Lars Winkelmann·aktualisiert 18. August 2026

Steffen Bilger, neuer Bundesverkehrsminister, will die Sanierung der Verkehrsinfrastruktur forcieren. Nach dem Bericht von Taxi Heute bringt Bilger den Standpunkt auf den Punkt, das im Bundeshaushalt bereitgestellte Geld müsse endlich auch tatsächlich verbaut werden. Die Stoßrichtung ist eindeutig — die offene Frage lautet, an welcher Stelle Bilger den Hebel konkret ansetzen will.
Ansage und Zuständigkeitsgefälle
Bilgers Devise zielt auf zwei bekannte Engpässe der bundesdeutschen Verkehrspolitik: den schleppenden Mittelabfluss und die Dauer der Planungs- und Genehmigungsverfahren. Beide Felder sind in der Sache unbestritten, in der Bilanz jedoch seit Jahren ohne durchschlagende Verbesserung. Was ein Bundesminister auf der ersten Schiene bewegen kann — Verfahrensbeschleunigung, Genehmigungsrecht, Priorisierung von Vorhaben — ist begrenzt, aber nicht null. Die zweite Schiene — Vergabepraxis, Personalausstattung der Bauaufsichten, verfügbare Baukapazitäten — liegt außerhalb des direkten Zugriffs des Bundes. Genau an dieser Schnittstelle zwischen Bundesmitteln und kommunaler Umsetzung entscheidet sich, ob die Sanierungsoffensive auf der Straße ankommt oder im Vergabeverfahren versickert.

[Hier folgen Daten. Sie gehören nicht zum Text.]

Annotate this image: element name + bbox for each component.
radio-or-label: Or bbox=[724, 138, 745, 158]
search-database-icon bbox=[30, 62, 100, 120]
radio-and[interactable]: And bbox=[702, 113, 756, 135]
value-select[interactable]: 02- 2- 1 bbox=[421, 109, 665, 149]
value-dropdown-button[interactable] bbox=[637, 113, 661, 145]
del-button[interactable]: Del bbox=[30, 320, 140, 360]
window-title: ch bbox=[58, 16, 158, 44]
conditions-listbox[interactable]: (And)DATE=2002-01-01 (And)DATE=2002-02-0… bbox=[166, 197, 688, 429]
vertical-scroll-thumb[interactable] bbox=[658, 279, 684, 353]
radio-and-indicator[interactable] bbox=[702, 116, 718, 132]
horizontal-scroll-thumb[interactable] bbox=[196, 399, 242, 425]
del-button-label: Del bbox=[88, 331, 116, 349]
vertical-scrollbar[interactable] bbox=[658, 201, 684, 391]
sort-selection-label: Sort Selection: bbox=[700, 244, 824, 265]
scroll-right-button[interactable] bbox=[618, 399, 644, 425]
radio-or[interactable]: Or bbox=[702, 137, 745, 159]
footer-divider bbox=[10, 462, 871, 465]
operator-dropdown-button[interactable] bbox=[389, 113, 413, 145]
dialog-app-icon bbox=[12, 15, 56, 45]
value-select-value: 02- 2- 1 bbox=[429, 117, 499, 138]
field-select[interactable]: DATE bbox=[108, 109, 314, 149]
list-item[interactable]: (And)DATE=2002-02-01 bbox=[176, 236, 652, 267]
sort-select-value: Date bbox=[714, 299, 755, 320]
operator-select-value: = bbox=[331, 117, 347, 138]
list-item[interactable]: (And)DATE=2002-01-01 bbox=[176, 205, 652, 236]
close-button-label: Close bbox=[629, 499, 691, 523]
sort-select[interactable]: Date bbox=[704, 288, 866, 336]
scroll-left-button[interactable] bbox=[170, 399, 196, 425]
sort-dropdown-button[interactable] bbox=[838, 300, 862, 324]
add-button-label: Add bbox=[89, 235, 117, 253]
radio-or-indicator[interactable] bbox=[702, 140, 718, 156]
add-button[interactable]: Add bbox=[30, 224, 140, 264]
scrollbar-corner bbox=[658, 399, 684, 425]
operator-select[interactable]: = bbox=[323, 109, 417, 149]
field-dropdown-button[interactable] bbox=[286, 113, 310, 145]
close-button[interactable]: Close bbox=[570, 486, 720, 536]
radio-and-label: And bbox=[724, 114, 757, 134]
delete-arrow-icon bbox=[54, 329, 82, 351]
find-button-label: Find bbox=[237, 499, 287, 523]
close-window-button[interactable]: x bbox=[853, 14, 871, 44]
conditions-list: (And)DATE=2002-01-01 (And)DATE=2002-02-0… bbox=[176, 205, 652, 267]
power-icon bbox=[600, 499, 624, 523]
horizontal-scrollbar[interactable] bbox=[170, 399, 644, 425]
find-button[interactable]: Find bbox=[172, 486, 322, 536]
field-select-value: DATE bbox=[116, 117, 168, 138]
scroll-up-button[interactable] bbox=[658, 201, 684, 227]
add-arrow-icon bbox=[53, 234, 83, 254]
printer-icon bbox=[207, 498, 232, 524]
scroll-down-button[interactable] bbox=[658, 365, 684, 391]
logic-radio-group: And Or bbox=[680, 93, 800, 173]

Hebel und Bremsen auf Hamburger Straßen
Für das Hamburger Taxigewerbe ist eine forcierte Sanierung kein politisches Postulat, sondern eine konkrete Betriebsbedingung. Sanierung auf Hauptverkehrsstraßen bedeutet in der Regel Baustellen über mehrere Bauabschnitte, veränderte Umlaufzeiten und regelmäßig Eingriffe in die ohnehin knappe Infrastruktur der Taxispuren und Halteplätze. Die Erfahrung der vergangenen Jahre zeigt, dass eine koordinierte Baustellenführung mit gesicherten Taxispuren und klar abgegrenzten Haltebereichen die Auswirkungen auf den Wirtschaftsverkehr deutlich abmildern kann. Die Hamburger Bezirke stehen in der Pflicht, diese Begleitlogistik verbindlich zu organisieren — sonst verschiebt sich die Belastung aus dem Sanierungsstau heraus lediglich in den laufenden Betrieb.
Was bleibt zu beobachten
Bilger wird am 19. August in der ARD-Sendung maischberger erwartet, um die verkehrspolitische Linie der neuen Amtsführung zu erläutern. Entscheidend wird sein, ob Bilger in diesem Format die Zuständigkeitsgrenzen des Bundes klar benennt oder die Erwartung weckt, die Bundesprogrammatik könne kommunale Engpässe kompensieren. Für die Hamburger Taxibranche empfiehlt sich, die angekündigte Mittelabfluss-Offensive aufmerksam zu verfolgen und gegenüber Bezirks- und Landespolitik auf eine verbindliche Baustellenlogistik zu drängen — mit dokumentierten Taxispuren, gesicherten Haltebereichen und verlässlichen Umleitungsführungen. Die nüchterne Prognose: Ohne gleichzeitige Regelung der Baustellen-Auswirkungen auf den Wirtschaftsverkehr bleibt die Sanierungsoffensive ein halbfertiges Vorhaben.